Analysis of spatial structure of epidermal nerve entry point patterns based on replicated data
Journal article, 2012
Epidermal nerve fiber (ENF) density and morphology are used to diagnose small fiber involvement in diabetic, HIV, chemotherapy induced, and other neuropathies. ENF density and summed length of ENFs per epidermal surface area are reduced, and ENFs may appear clustered within the epidermis in subjects with small fiber neuropathy compared to healthy subjects. Therefore, it is important to understand the spatial behaviour of ENFs in healthy and diseased subjects. This work investigates the spatial structure of ENF entry points, which are locations where the nerves enter the epidermis (the outmost living layer of the skin).

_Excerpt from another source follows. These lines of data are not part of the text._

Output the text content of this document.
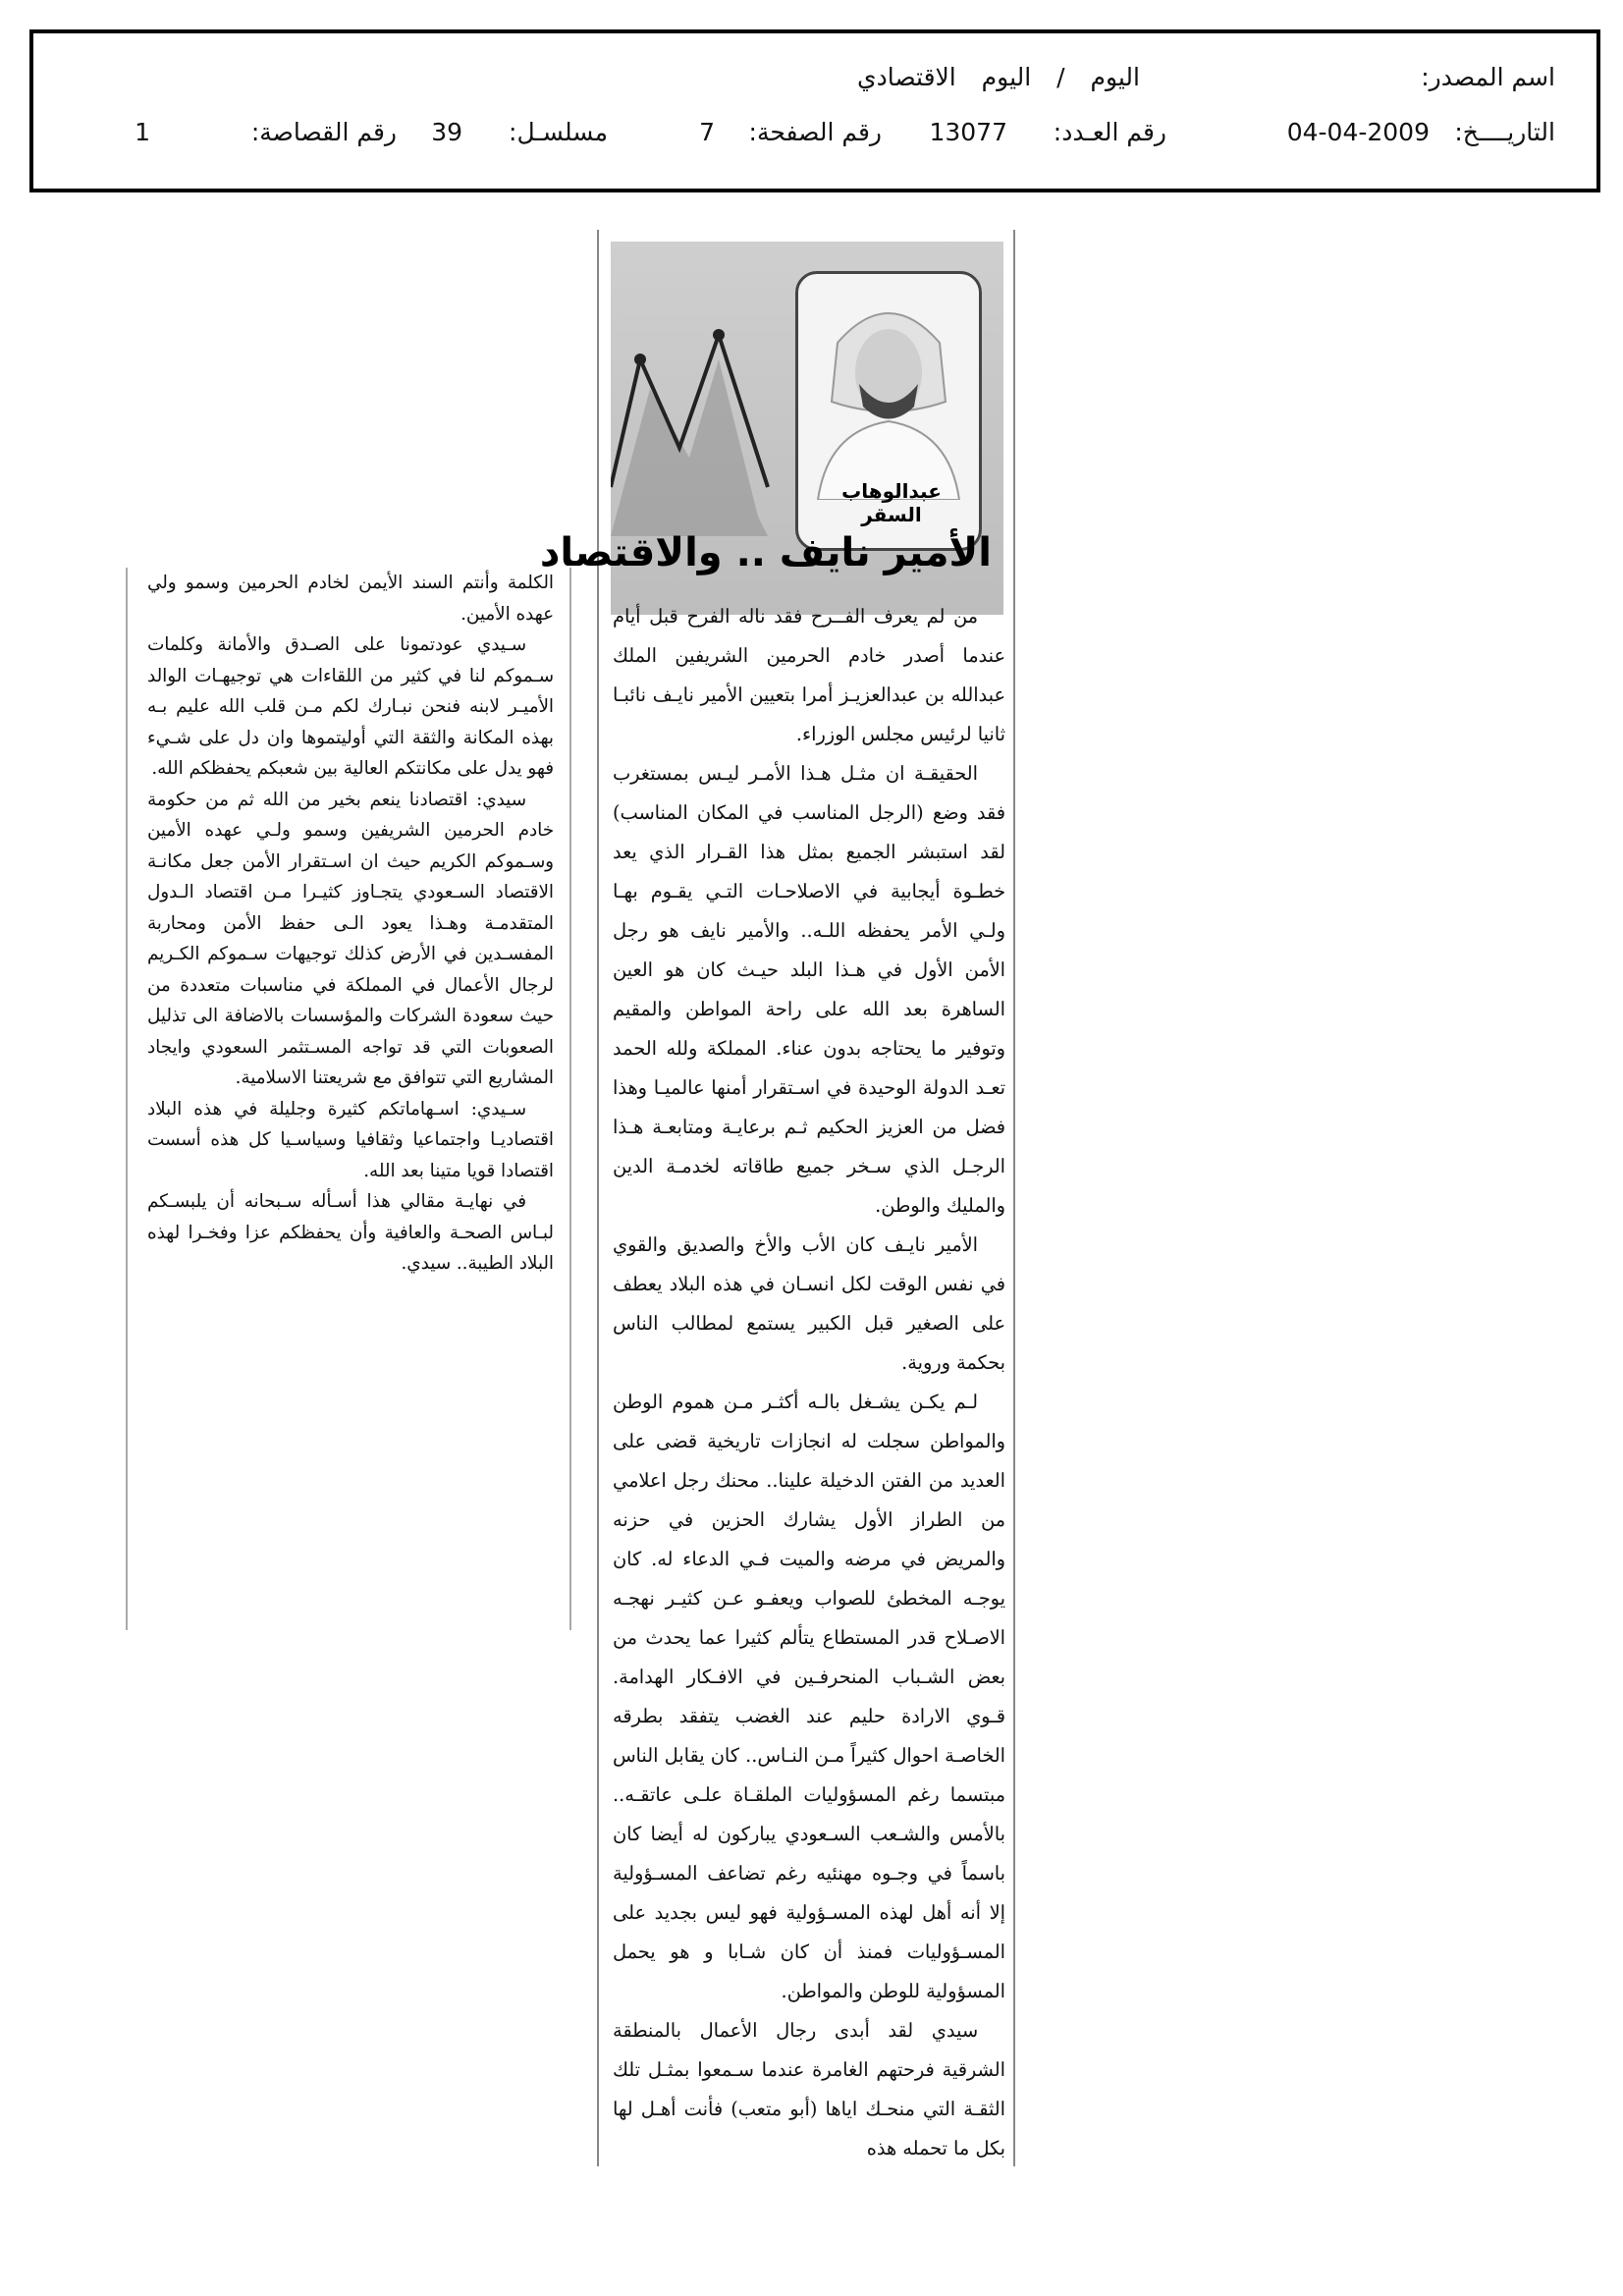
اسم المصدر:
اليوم / اليوم الاقتصادي
التاريــــخ:
04-04-2009
رقم العـدد:
13077
رقم الصفحة:
7
مسلسـل:
39
رقم القصاصة:
1
عبدالوهاب السقر
الأمير نايف .. والاقتصاد

من لم يعرف الفــرح فقد ناله الفرح قبل أيام عندما أصدر خادم الحرمين الشريفين الملك عبدالله بن عبدالعزيـز أمرا بتعيين الأمير نايـف نائبـا ثانيا لرئيس مجلس الوزراء.

الحقيقـة ان مثـل هـذا الأمـر ليـس بمستغرب فقد وضع (الرجل المناسب في المكان المناسب) لقد استبشر الجميع بمثل هذا القـرار الذي يعد خطـوة أيجابية في الاصلاحـات التـي يقـوم بهـا ولـي الأمر يحفظه اللـه.. والأمير نايف هو رجل الأمن الأول في هـذا البلد حيـث كان هو العين الساهرة بعد الله على راحة المواطن والمقيم وتوفير ما يحتاجه بدون عناء. المملكة ولله الحمد تعـد الدولة الوحيدة في اسـتقرار أمنها عالميـا وهذا فضل من العزيز الحكيم ثـم برعايـة ومتابعـة هـذا الرجـل الذي سـخر جميع طاقاته لخدمـة الدين والمليك والوطن.

الأمير نايـف كان الأب والأخ والصديق والقوي في نفس الوقت لكل انسـان في هذه البلاد يعطف على الصغير قبل الكبير يستمع لمطالب الناس بحكمة وروية.

لـم يكـن يشـغل بالـه أكثـر مـن هموم الوطن والمواطن سجلت له انجازات تاريخية قضى على العديد من الفتن الدخيلة علينا.. محنك رجل اعلامي من الطراز الأول يشارك الحزين في حزنه والمريض في مرضه والميت فـي الدعاء له. كان يوجـه المخطئ للصواب ويعفـو عـن كثيـر نهجـه الاصـلاح قدر المستطاع يتألم كثيرا عما يحدث من بعض الشـباب المنحرفـين في الافـكار الهدامة. قـوي الارادة حليم عند الغضب يتفقد بطرقه الخاصـة احوال كثيراً مـن النـاس.. كان يقابل الناس مبتسما رغم المسؤوليات الملقـاة علـى عاتقـه.. بالأمس والشـعب السـعودي يباركون له أيضا كان باسماً في وجـوه مهنئيه رغم تضاعف المسـؤولية إلا أنه أهل لهذه المسـؤولية فهو ليس بجديد على المسـؤوليات فمنذ أن كان شـابا و هو يحمل المسؤولية للوطن والمواطن.

سيدي لقد أبدى رجال الأعمال بالمنطقة الشرقية فرحتهم الغامرة عندما سـمعوا بمثـل تلك الثقـة التي منحـك اياها (أبو متعب) فأنت أهـل لها بكل ما تحمله هذه

الكلمة وأنتم السند الأيمن لخادم الحرمين وسمو ولي عهده الأمين.

سـيدي عودتمونا على الصـدق والأمانة وكلمات سـموكم لنا في كثير من اللقاءات هي توجيهـات الوالد الأميـر لابنه فنحن نبـارك لكم مـن قلب الله عليم بـه بهذه المكانة والثقة التي أوليتموها وان دل على شـيء فهو يدل على مكانتكم العالية بين شعبكم يحفظكم الله.

سيدي: اقتصادنا ينعم بخير من الله ثم من حكومة خادم الحرمين الشريفين وسمو ولـي عهده الأمين وسـموكم الكريم حيث ان اسـتقرار الأمن جعل مكانـة الاقتصاد السـعودي يتجـاوز كثيـرا مـن اقتصاد الـدول المتقدمـة وهـذا يعود الـى حفظ الأمن ومحاربة المفسـدين في الأرض كذلك توجيهات سـموكم الكـريم لرجال الأعمال في المملكة في مناسبات متعددة من حيث سعودة الشركات والمؤسسات بالاضافة الى تذليل الصعوبات التي قد تواجه المسـتثمر السعودي وايجاد المشاريع التي تتوافق مع شريعتنا الاسلامية.

سـيدي: اسـهاماتكم كثيرة وجليلة في هذه البلاد اقتصاديـا واجتماعيا وثقافيا وسياسـيا كل هذه أسست اقتصادا قويا متينا بعد الله.

في نهايـة مقالي هذا أسـأله سـبحانه أن يلبسـكم لبـاس الصحـة والعافية وأن يحفظكم عزا وفخـرا لهذه البلاد الطيبة.. سيدي.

The study is based on suction skin blister specimens from two body locations of 25 healthy subjects. The ENF entry points are regarded as a realization of a spatial point process and a second-order characteristic, namely Ripleys K function, is used to investigate the effect of covariates (e.g. gender) on the degree of clustering of ENF entry points. First, the effects of covariates are evaluated by means of pooled K functions for groups and, secondly, the statistical significance of the effects and individual variation are characterized by a mixed model approach. Based on our results the spatial pattern of ENFs in samples taken from calf is affected by the covariates but not in samples taken from foot.